Now here’s a diagram of just Before you drink that milk, do you want to go for a run? with the before clause modifying the entire utterance, as I intended. (I don’t have a way of distinguishing sentential modifiers such as probably and utterance modifiers like frankly, but since that difference isn’t the main point of this post, I won’t worry about it.) You know that before you drink… is modifying the entire sentence do you want… because the two chunks combine to form another, bigger sentence.
Now here it is modifying just the VP go for a run. It looks almost the same as the earlier diagram, but there’s one difference. Notice that the PP label for before you drink… has a subscript 1, and that next to go for a run, there’s an empty place where you might find an adverb phrase, labeled GAP, with a matching subscript 1. This is the syntactic structure of a sentence with a so-called “extracted adjunct”; i.e. a verb modifier put at the beginning of the sentence instead of the usual place for VP modifiers.
So how do we parse before you drink… as modifying go for a run? Like this:
Now what happens if we try to parse a clause with both an extracted VP modifier and one in situ? It’d look sumpm like this:
Here, after the movie is modifying the VP go for a run, and before you drink that milk is modifying the larger VP go for a run after the movie.
In any case, Doug didn’t want to go for a run that day, so he drank his milk, ate his chips, and watched the movie.
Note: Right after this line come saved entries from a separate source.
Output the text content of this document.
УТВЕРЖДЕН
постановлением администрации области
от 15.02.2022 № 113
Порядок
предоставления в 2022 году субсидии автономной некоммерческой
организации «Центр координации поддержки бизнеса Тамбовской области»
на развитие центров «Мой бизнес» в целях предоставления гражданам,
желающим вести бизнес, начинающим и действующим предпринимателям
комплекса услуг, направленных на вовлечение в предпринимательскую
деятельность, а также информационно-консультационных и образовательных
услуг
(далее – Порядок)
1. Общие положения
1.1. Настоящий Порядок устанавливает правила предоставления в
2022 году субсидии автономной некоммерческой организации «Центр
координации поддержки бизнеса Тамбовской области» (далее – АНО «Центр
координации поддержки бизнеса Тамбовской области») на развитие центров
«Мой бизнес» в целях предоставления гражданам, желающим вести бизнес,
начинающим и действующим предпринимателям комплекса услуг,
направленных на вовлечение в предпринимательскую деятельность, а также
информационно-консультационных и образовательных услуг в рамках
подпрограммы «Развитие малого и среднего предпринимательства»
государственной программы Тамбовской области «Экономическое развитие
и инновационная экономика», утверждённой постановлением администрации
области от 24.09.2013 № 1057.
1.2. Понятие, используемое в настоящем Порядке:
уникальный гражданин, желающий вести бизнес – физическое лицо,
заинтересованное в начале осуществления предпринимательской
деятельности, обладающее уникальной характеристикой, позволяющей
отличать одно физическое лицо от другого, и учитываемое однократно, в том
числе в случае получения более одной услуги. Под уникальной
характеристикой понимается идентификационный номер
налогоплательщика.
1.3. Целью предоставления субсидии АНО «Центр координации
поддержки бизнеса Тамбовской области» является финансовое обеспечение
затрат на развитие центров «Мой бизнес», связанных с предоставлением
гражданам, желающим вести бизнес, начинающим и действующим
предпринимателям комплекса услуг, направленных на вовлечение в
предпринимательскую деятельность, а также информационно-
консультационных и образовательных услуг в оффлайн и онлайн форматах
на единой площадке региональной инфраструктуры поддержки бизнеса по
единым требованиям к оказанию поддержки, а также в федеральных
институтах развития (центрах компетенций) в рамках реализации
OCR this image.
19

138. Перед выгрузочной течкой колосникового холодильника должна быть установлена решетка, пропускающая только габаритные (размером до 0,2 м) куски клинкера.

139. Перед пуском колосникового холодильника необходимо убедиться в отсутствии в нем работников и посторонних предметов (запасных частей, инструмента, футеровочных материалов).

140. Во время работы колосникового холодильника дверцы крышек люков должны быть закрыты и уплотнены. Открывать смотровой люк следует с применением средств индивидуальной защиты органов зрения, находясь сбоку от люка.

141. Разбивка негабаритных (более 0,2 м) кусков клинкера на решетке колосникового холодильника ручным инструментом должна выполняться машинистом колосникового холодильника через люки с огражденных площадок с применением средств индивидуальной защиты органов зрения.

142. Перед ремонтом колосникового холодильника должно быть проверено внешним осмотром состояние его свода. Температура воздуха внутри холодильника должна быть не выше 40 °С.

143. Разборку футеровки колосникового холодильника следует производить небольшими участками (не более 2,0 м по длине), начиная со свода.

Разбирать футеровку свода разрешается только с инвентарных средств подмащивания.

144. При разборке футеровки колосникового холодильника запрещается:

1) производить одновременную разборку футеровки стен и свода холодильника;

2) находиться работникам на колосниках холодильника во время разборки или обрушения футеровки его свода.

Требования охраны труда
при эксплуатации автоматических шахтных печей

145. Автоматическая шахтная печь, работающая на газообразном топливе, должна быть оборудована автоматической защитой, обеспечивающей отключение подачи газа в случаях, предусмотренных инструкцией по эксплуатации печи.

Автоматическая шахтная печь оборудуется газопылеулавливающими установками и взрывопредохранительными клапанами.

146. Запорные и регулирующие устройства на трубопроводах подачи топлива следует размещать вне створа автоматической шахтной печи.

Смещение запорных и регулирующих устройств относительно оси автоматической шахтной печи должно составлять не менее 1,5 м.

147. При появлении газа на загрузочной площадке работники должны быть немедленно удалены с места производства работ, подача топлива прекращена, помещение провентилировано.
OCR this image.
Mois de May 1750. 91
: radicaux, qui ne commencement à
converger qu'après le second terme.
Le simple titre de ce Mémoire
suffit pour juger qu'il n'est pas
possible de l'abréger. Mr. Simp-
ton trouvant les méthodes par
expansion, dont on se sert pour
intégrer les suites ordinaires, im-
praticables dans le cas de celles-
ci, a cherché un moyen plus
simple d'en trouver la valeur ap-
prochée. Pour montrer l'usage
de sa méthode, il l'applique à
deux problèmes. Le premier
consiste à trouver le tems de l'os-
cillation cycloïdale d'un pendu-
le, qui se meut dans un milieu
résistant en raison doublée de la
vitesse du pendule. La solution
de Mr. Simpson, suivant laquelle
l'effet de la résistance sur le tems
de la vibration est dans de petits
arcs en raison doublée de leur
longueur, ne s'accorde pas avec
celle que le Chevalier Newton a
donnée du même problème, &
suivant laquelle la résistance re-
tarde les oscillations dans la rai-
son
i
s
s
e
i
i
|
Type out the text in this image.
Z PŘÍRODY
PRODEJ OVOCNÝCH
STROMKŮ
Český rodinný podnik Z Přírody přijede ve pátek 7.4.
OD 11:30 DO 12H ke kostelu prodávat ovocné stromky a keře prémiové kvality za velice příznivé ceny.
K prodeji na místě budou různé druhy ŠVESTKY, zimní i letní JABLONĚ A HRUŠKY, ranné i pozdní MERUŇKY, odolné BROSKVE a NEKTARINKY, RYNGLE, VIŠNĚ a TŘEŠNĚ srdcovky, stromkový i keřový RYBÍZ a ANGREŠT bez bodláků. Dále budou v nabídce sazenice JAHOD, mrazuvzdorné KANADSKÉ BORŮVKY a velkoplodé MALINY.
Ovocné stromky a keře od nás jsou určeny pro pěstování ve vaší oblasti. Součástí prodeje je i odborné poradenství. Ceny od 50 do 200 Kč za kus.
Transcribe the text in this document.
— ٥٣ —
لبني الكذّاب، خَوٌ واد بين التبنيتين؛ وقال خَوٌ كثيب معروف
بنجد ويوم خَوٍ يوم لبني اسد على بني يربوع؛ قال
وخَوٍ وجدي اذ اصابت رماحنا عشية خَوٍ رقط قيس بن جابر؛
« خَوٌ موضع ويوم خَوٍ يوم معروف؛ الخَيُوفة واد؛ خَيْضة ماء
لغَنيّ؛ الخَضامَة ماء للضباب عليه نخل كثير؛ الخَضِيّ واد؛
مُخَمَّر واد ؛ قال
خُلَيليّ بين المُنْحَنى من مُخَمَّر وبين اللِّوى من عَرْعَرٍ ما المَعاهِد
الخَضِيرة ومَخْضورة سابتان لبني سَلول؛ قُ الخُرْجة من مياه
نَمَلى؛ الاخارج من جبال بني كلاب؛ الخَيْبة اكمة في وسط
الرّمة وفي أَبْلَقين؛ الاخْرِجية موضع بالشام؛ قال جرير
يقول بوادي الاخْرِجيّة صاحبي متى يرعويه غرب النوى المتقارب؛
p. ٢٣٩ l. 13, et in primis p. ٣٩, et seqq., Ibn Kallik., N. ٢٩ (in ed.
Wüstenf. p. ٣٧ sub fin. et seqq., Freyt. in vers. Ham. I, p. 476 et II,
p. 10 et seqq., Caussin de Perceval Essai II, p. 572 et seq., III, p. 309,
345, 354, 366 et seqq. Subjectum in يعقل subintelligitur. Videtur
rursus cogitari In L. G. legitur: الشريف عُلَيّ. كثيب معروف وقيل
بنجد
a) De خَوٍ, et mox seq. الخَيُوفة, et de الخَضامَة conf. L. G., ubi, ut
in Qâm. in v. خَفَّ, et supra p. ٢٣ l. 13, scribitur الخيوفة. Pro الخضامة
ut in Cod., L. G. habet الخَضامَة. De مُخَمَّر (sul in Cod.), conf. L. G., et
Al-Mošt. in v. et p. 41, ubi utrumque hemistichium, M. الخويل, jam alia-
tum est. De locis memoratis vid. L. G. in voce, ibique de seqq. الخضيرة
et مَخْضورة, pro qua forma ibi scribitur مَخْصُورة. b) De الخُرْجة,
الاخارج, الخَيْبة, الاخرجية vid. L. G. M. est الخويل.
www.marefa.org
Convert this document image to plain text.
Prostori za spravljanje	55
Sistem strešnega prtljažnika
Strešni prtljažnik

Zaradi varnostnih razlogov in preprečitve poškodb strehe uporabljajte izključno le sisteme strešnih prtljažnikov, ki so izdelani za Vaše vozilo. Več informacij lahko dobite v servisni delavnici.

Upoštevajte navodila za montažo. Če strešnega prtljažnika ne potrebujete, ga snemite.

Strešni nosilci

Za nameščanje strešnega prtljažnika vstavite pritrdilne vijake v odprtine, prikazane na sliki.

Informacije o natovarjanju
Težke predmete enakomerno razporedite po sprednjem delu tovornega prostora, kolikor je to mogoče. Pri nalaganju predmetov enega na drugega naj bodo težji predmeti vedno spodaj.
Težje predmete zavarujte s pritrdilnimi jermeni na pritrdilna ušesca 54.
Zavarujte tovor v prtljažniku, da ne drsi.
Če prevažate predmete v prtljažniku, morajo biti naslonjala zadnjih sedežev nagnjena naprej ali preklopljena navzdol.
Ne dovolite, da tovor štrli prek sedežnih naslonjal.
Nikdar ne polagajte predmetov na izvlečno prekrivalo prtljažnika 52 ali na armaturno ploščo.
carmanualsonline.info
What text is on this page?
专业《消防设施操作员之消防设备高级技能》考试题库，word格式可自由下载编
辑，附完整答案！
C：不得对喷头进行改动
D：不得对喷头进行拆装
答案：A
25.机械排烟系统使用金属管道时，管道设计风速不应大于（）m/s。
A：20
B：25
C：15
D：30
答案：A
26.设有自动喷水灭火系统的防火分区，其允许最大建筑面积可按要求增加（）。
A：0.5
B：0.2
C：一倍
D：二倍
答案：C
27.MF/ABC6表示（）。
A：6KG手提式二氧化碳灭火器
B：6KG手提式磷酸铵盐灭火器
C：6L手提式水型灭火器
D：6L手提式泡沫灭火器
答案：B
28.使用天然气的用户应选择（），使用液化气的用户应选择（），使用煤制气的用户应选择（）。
He did fine at band camp, by the way. He’s quite happy with the six pack that has begun to appear on his torso, and has surprised himself with how many pushups he’s become able to do in one go.
UPDATE, 10 Aug. 2013: What the hell happened?! The post that readers were commenting on up until now is not what I thought I had published! The whole bit about two PPs trying to fill the same spot is, as Randy noted, not a problem, and I thought I had taken that whole paragraph and diagram out. Furthermore, there was other stuff that I added, which did not appear in what got published. I have re-done the revisions that apparently didn’t stick last time, and the post in its current form is what I intended to publish.